Rental income for the year is determined on the basis of rental
payments due for the period under the terms of the lease. Maintenance, repairs
and minor renewals of the leased equipment are charged to expense.
Investments in Joint Ventures. Minority investments in net assets of
the equipment and financing joint ventures reflect the Partnership's equity
basis in the ventures. Under the equity method of accounting, the original
investment is recorded at cost and is adjusted periodically to recognize the
Partnership's share of earnings, losses, cash contributions and cash
distributions after the date of acquisition.

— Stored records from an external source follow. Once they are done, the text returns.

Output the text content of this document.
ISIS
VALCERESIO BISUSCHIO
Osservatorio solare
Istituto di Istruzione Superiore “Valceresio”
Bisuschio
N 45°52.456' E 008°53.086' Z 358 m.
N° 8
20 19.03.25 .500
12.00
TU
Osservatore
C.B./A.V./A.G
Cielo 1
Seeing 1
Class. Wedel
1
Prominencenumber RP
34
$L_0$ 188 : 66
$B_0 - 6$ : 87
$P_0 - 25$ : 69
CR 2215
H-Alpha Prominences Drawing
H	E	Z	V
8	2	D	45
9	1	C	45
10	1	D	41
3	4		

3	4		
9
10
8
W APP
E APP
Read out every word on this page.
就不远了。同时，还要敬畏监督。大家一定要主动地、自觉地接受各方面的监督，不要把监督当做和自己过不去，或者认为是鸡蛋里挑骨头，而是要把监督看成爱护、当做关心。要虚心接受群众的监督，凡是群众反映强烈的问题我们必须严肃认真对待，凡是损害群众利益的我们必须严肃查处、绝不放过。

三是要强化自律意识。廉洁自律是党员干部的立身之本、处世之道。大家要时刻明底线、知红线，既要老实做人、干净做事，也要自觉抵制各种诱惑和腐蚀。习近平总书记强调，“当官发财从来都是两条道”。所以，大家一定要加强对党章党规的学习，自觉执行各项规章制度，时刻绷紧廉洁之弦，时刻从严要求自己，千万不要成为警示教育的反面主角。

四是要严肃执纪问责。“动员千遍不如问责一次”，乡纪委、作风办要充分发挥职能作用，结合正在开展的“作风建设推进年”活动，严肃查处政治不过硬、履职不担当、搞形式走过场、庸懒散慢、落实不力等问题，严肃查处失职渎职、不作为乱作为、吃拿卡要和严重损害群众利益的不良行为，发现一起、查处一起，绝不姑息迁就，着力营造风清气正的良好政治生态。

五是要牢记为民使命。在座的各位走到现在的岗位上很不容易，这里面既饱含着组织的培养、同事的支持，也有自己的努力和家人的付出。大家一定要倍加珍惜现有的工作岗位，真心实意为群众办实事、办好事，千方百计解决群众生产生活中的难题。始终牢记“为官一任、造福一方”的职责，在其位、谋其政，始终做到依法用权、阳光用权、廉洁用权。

Investment in Available-for-Sale Securities. The Partnership has
investments in stock warrants in public companies. The Partnership has
classified its investments in stock warrants as available-for-sale in accordance
with FASB Statement No. 115, "Accounting for Certain Investments in Debt and
Equity Securities." Available-for- sale securities are stated at their fair
market value, with unrealized gains and losses reported as a separate component
of partners' capital. The stock warrants held by the Partnership were granted by
certain lessees or borrowers as additional compensation for leasing or financing
equipment. At the date of grant, such warrants were determined to have no fair
market value and were recorded at their historical cost of $0.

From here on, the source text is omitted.